Continuano a emergere dettagli sulla sera dell'omicidio di Saman Abbas, la ragazza pakistana di 18 anni di cui non si hanno più notizie dallo scorso 30 aprile e che secondo gli inquirenti che stanno indagando sul caso sarebbe stata uccisa dallo zio e da due cugini dopo essersi rifiutata a un matrimonio combinato con un cugino nel suo paese di origine.

La famiglia di Saman aveva minacciato quella del fidanzato in Pakistan

Quella sera la giovane avrebbe litigato violentemente con i genitori nella casa di Novellara dove viveva l'intera famiglia e avrebbe ribadito la propria volontà di vivere la sua vita da donna libera. Saman, che aveva un fidanzato, suo connazionale che i genitori non accettavano, avrebbe raccontato proprio a lui quella sera di aver udito la madre di parlare di omicidi, in riferimento a quelle donne che si ribellano al volere dei genitori e rifiutano i matrimoni combinati. "Ohi amore, non sospettano più di te…", le parole, come riportato da Corsera, scritte da Saman al fidanzato che voleva rassicurare spiegando di aver raccontato ai genitori di averlo lasciato, così da proteggerlo. La famiglia infatti aveva minacciato più volte la famiglia del ragazzo che vive in Pakistan. Saman dunque voleva proteggere non solo se stessa ma anche il fidanzato, sapeva che qualcosa non andava, sapeva di essere in pericolo.

Quella sera infatti, dopo aver chiesto i documenti al padre infatti avrebbe provato a fuggire, ma sarebbe stata intercettata dallo zio, chiamato dal padre. L'uomo, che ora è in fuga e che si sospetta sia in Francia avrebbe assassinato la nipote, forse strangolandola, come spiegato dal fratello di Saman ascoltato dagli inquirenti e al momento unico testimone di quella sera, e poi ne avrebbe occultato il cadavere.
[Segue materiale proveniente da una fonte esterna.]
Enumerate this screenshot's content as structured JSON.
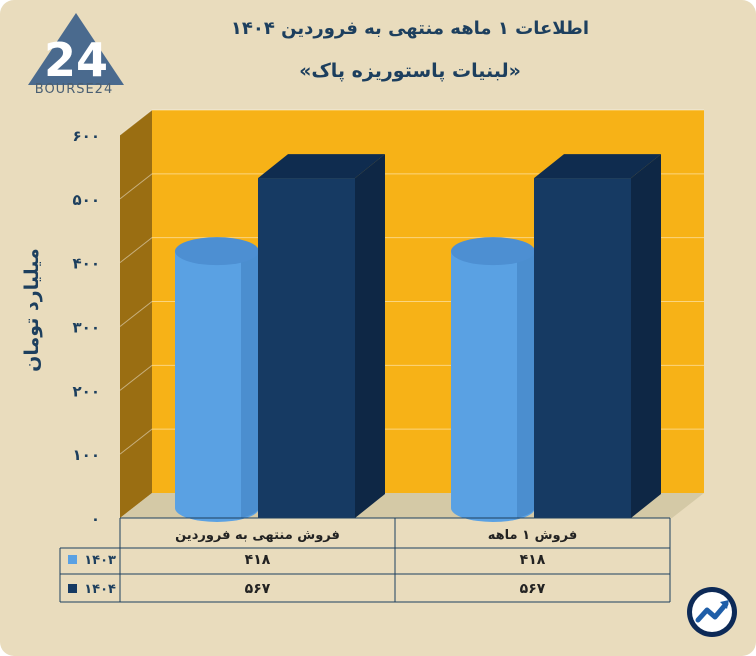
{
  "header": {
    "title": "اطلاعات ۱ ماهه منتهی به فروردین ۱۴۰۴",
    "subtitle": "«لبنیات پاستوریزه پاک»",
    "logo_text": "BOURSE24"
  },
  "chart_data": {
    "type": "bar",
    "ylabel": "میلیارد تومان",
    "ylim": [
      0,
      600
    ],
    "yticks": [
      "۰",
      "۱۰۰",
      "۲۰۰",
      "۳۰۰",
      "۴۰۰",
      "۵۰۰",
      "۶۰۰"
    ],
    "categories": [
      "فروش منتهی به  فروردین",
      "فروش ۱  ماهه"
    ],
    "series": [
      {
        "name": "۱۴۰۳",
        "values": [
          418,
          418
        ],
        "labels": [
          "۴۱۸",
          "۴۱۸"
        ],
        "color": "#5aa1e3"
      },
      {
        "name": "۱۴۰۴",
        "values": [
          567,
          567
        ],
        "labels": [
          "۵۶۷",
          "۵۶۷"
        ],
        "color": "#163a63"
      }
    ],
    "colors": {
      "back_wall": "#f7b217",
      "side_wall": "#9a6e12",
      "floor": "#d4c9a6"
    },
    "grid": true,
    "legend": "table-left"
  }
}
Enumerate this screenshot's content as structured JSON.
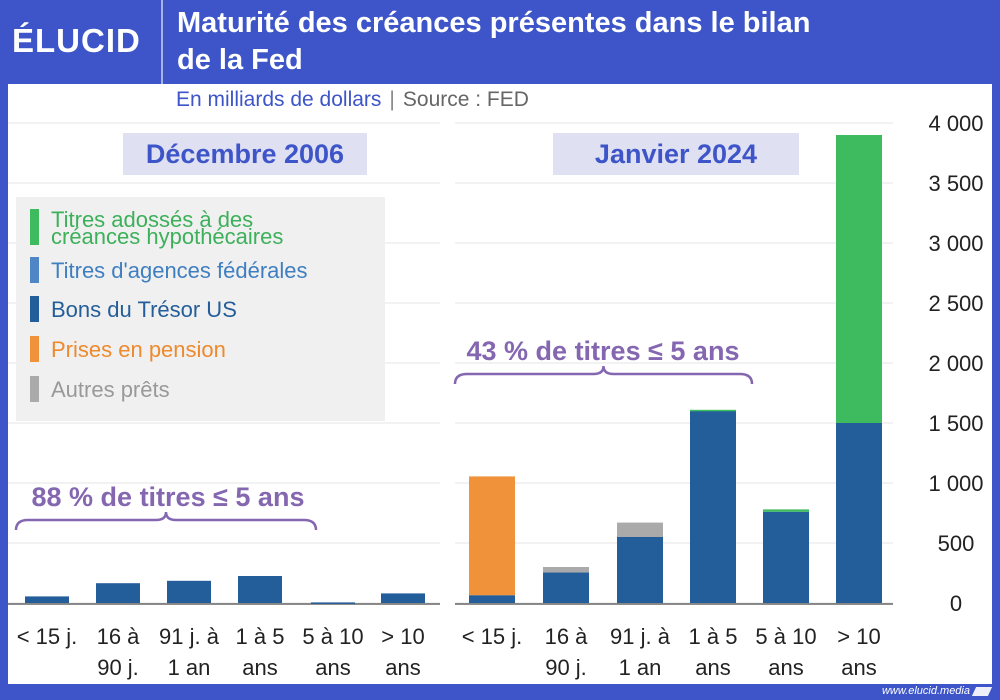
{
  "header": {
    "logo": "ÉLUCID",
    "title_line1": "Maturité des créances présentes dans le bilan",
    "title_line2": "de la Fed",
    "subtitle": "En milliards de dollars",
    "source": "Source : FED"
  },
  "footer": {
    "site": "www.elucid.media"
  },
  "chart_data": {
    "type": "bar",
    "stacked": true,
    "y_ticks": [
      "0",
      "500",
      "1 000",
      "1 500",
      "2 000",
      "2 500",
      "3 000",
      "3 500",
      "4 000"
    ],
    "ylim": [
      0,
      4000
    ],
    "grid": true,
    "legend_position": "top-left",
    "categories": [
      [
        "< 15 j."
      ],
      [
        "16 à",
        "90 j."
      ],
      [
        "91 j. à",
        "1 an"
      ],
      [
        "1 à 5",
        "ans"
      ],
      [
        "5 à 10",
        "ans"
      ],
      [
        "> 10",
        "ans"
      ]
    ],
    "legend": [
      {
        "label_line1": "Titres adossés à des",
        "label_line2": "créances hypothécaires",
        "color": "#3dbb5e",
        "text_color": "#3db05a"
      },
      {
        "label_line1": "Titres d'agences fédérales",
        "label_line2": "",
        "color": "#4f86c6",
        "text_color": "#3f7fc1"
      },
      {
        "label_line1": "Bons du Trésor US",
        "label_line2": "",
        "color": "#245e9a",
        "text_color": "#245e9a"
      },
      {
        "label_line1": "Prises en pension",
        "label_line2": "",
        "color": "#f0923a",
        "text_color": "#ee8a2e"
      },
      {
        "label_line1": "Autres prêts",
        "label_line2": "",
        "color": "#aaaaaa",
        "text_color": "#999999"
      }
    ],
    "panels": [
      {
        "title": "Décembre 2006",
        "annotation": "88 % de titres ≤ 5 ans",
        "series": [
          {
            "values": [
              0,
              0,
              0,
              0,
              0,
              0
            ]
          },
          {
            "values": [
              0,
              0,
              0,
              0,
              0,
              0
            ]
          },
          {
            "values": [
              55,
              165,
              185,
              225,
              5,
              80
            ]
          },
          {
            "values": [
              0,
              0,
              0,
              0,
              0,
              0
            ]
          },
          {
            "values": [
              0,
              0,
              0,
              0,
              0,
              0
            ]
          }
        ]
      },
      {
        "title": "Janvier 2024",
        "annotation": "43 % de titres ≤ 5 ans",
        "series": [
          {
            "values": [
              0,
              0,
              0,
              10,
              20,
              2400
            ]
          },
          {
            "values": [
              0,
              0,
              0,
              0,
              0,
              0
            ]
          },
          {
            "values": [
              65,
              255,
              550,
              1600,
              760,
              1500
            ]
          },
          {
            "values": [
              990,
              0,
              0,
              0,
              0,
              0
            ]
          },
          {
            "values": [
              0,
              45,
              120,
              0,
              0,
              0
            ]
          }
        ]
      }
    ]
  }
}
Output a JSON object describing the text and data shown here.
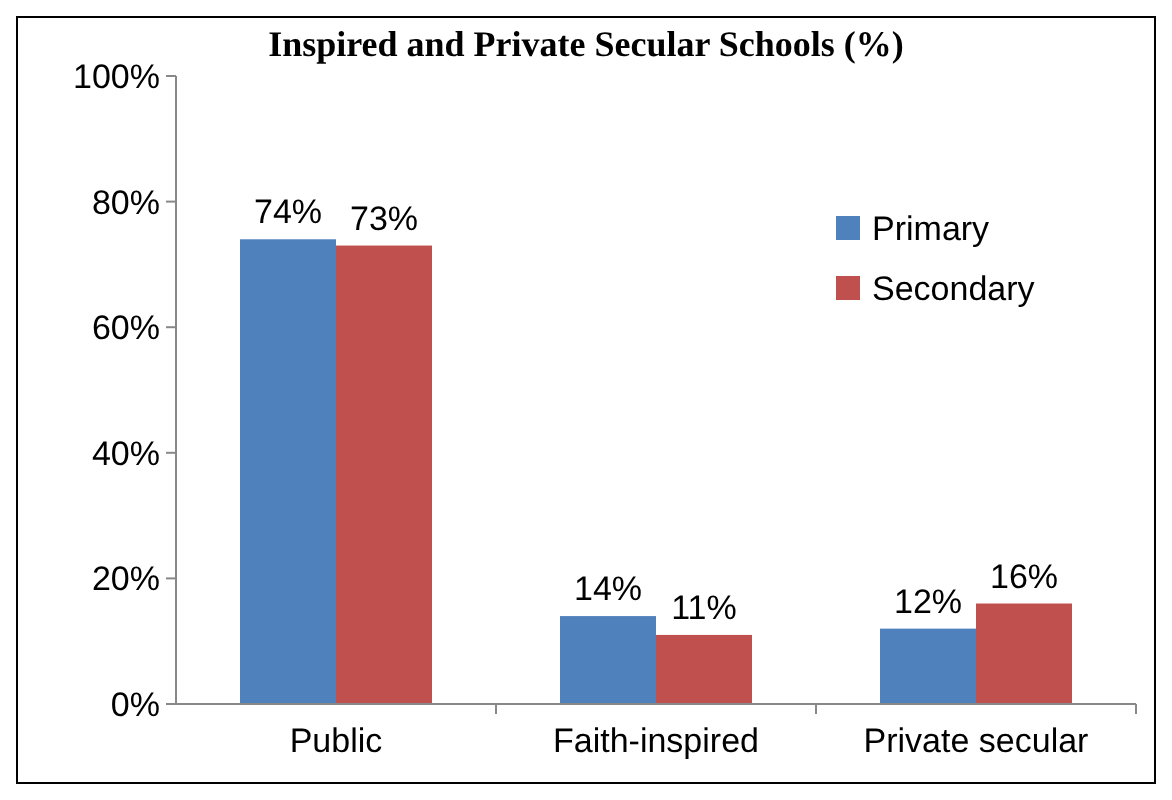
{
  "chart_data": {
    "type": "bar",
    "title": "Inspired and Private Secular Schools (%)",
    "categories": [
      "Public",
      "Faith-inspired",
      "Private secular"
    ],
    "series": [
      {
        "name": "Primary",
        "color": "#4f81bd",
        "values": [
          74,
          14,
          12
        ]
      },
      {
        "name": "Secondary",
        "color": "#c0504d",
        "values": [
          73,
          11,
          16
        ]
      }
    ],
    "ylim": [
      0,
      100
    ],
    "yticks": [
      {
        "value": 0,
        "label": "0%"
      },
      {
        "value": 20,
        "label": "20%"
      },
      {
        "value": 40,
        "label": "40%"
      },
      {
        "value": 60,
        "label": "60%"
      },
      {
        "value": 80,
        "label": "80%"
      },
      {
        "value": 100,
        "label": "100%"
      }
    ],
    "value_labels": [
      [
        "74%",
        "14%",
        "12%"
      ],
      [
        "73%",
        "11%",
        "16%"
      ]
    ],
    "legend": "right",
    "grid": false
  }
}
Ed è proprio sulla ricerca del corpo della 18enne che si concentrano gli sforzi degli inquirenti che in questi giorni stanno continuando a setacciare le campagna intorno al casa e all'azienda agricola dove la famiglia di Saman lavorava.

L'accusa è di omicidio premeditato

Secondo il pm reggente della procura di Reggio Emilia Chiesa, Saman sarebbe morta e il ritrovamento del suo corpo potrebbe dare una svolta alle indagini per le quali si procede ora con l'accusa di omicidio premeditato: cinque le persone indagate, oltre allo zio di Saman e ai due cugini, anche i genitori che al momento risultano ancora irreperibili in Pakistan. Intanto nella serata di domani, o al massimo venerdì mattina, dovrebbe giungere in Italia, il cugino della 18enne fermato in Francia la scorsa settimana mentre tentava la fuga. Il suo racconto sarà fondamentale per confermare quanto ricostruito finora dagli inquirenti in attesa che le campagne della Bassa Emilia riconsegnino il corpo di Saman.